Paul would have boasted long and loudly of his successes. Antioch knew exactly where he had gone, and in all probability the names of those who had emerged as leaders in those churches.
Thus when Paul was well out of the way, Antioch sent a delegation to follow his tracks to the west with a view to reconverting what they believed to be their foundations. Since their goal was to make Paul’s churches more Jewish, we shall call this delegation the Judaizers.
Their first stop was Galatia. Here the stubbornness that had dismayed Paul worked in his favour. The Galatians were not prepared to accept easily a different version of the faith that they had had so much difficulty in assimilating. Above all they wanted the opportunity to consult Paul. This could not be done, however, until the winter snows had melted and the spring floods subsided. In the meantime they absorbed the message of the Judaizers.

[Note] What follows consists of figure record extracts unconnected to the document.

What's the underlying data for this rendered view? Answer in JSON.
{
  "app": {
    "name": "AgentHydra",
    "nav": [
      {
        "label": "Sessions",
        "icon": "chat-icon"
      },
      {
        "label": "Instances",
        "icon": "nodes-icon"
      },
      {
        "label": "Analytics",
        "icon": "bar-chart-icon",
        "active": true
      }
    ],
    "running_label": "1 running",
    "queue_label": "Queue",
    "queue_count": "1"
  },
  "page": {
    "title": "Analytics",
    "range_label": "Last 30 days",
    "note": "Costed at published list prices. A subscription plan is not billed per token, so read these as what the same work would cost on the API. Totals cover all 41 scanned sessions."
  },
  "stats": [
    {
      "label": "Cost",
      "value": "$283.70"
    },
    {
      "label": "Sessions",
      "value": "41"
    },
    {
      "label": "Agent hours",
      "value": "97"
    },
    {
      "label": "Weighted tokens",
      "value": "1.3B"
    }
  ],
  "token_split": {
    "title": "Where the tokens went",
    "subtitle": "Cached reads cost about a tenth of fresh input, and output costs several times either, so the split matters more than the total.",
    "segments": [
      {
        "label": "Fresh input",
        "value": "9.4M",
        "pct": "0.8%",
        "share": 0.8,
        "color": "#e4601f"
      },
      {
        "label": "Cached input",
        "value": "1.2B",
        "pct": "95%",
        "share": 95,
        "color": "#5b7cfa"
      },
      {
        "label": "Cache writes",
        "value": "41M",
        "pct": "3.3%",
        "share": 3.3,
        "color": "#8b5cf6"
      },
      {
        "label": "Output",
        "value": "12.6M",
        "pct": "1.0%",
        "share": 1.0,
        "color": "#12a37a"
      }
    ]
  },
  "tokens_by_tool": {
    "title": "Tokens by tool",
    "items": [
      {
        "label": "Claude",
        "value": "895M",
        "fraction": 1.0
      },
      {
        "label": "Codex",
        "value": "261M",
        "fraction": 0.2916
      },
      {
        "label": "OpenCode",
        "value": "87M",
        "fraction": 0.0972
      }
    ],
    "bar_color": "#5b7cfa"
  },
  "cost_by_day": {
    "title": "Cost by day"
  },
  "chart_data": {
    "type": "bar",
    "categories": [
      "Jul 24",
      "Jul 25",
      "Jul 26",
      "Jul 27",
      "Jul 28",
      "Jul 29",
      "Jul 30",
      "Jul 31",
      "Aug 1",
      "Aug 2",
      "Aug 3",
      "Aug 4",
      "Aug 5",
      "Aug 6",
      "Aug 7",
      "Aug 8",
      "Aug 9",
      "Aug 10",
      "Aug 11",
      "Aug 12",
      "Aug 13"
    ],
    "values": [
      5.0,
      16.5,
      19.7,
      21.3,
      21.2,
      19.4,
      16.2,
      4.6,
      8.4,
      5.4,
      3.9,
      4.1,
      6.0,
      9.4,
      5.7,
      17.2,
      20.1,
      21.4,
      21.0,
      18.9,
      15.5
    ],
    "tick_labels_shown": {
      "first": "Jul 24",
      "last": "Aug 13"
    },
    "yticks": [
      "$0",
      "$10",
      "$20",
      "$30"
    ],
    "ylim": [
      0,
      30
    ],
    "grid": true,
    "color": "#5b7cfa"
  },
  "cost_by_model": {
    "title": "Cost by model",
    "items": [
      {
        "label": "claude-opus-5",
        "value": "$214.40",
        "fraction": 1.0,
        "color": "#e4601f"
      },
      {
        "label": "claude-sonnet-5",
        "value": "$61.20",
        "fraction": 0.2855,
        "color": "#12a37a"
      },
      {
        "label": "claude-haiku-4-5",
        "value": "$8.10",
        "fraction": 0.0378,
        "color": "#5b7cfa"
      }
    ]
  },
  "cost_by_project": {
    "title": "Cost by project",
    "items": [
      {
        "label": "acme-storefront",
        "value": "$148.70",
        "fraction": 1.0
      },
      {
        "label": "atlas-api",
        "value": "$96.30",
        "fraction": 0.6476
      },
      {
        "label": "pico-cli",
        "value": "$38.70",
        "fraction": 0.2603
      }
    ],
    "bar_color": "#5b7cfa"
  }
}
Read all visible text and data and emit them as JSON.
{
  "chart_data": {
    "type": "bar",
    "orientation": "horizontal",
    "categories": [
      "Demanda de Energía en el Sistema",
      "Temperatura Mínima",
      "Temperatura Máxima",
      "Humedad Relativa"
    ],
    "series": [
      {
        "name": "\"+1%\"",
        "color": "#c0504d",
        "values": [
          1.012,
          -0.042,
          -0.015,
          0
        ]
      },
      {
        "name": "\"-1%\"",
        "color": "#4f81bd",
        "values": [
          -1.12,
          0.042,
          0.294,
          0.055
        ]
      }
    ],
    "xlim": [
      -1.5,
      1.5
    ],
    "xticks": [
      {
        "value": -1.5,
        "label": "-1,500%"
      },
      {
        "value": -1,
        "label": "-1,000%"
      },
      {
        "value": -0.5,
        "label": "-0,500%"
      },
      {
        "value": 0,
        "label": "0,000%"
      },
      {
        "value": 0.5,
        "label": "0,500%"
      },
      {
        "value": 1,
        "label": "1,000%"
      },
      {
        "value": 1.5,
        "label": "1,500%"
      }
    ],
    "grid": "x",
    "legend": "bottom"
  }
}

When travel was finally possible, a group of Galatians made the three-week journey to Ephesus to talk to Paul. The sacrifice was considerable. They could not earn for two months. They accurately reported to Paul the way the Judaizers had attacked him personally, and outlined the new version of the gospel that they proposed.
Paul did not find it feasible to return to Galatia. He had to stay in Ephesus to be available to all his churches. He sent the delegation back with a letter to the Galatians, in which he systematically counters all the arguments of the Judaizers.
Galatians was a very tricky letter to write. Ostensibly addressed to the Galatians, it was in fact directed to the Judaizers, the only ones capable of understanding the arguments drawn from the Jewish Scriptures. Only a writer of immense skill could have carried it off. Regretfully, we do not know what effect it had. Eventually the Judaizers moved on. Paul, however, had anticipated that their next stop would be Philippi, and wrote a note to the church there warning them of the danger.
Probably in July AD 53 Paul was arrested. He was the victim of his own success. The new Proconsul of Asia took office on 1 July. A local tried to curry favour by informing him of a movement that was gathering adherents. Perhaps its intentions were subversive. The prudent official kept Paul in prison while he checked him out.
We know that Paul was held in the Praetorium, the magnificent building, whose ruins still rise above the great theatre at Ephesus. The conditions of incarceration depended on the whim of the magistrate. In this case they were not too severe, because Paul could receive visitors and write letters. He may, however, have been chained to a wall or to a guard.
Those in the community at Ephesus who had resented Paul’s casual assumption of authority, when Prisca and Aquila had done all the hard work, now had the opportunity to show Paul that he was in no way necessary to the life and mission of the church of Ephesus. It had grown without him in the past, and could expand without him in the future.
The incident revealed an unpleasant side of Paul’s character. Instead of turning the other cheek, he met such small-mindedness with an equally childish display of pique. He had a very thin skin, and could not bear to be thwarted or contradicted.
Paul soon had much more serious problems to worry about. A problem developed in the church of Colossae that Erastus, the founder, could not deal with. He was not even sure that he understood the issue. Thus he brought with him to Ephesus a delegation of six to lay the matter before Paul.
This put the cat among the pigeons as far as the Romans were concerned. They were shocked to find that the Jesus movement was not restricted to Ephesus. Its tentacles reached far into the interior of the province. This made the matter much more serious. A province-wide movement was a definite threat, and a delegation of this size would seem to imply that its adherents were numerous. Thus the group from the Lycus valley also ended up in prison.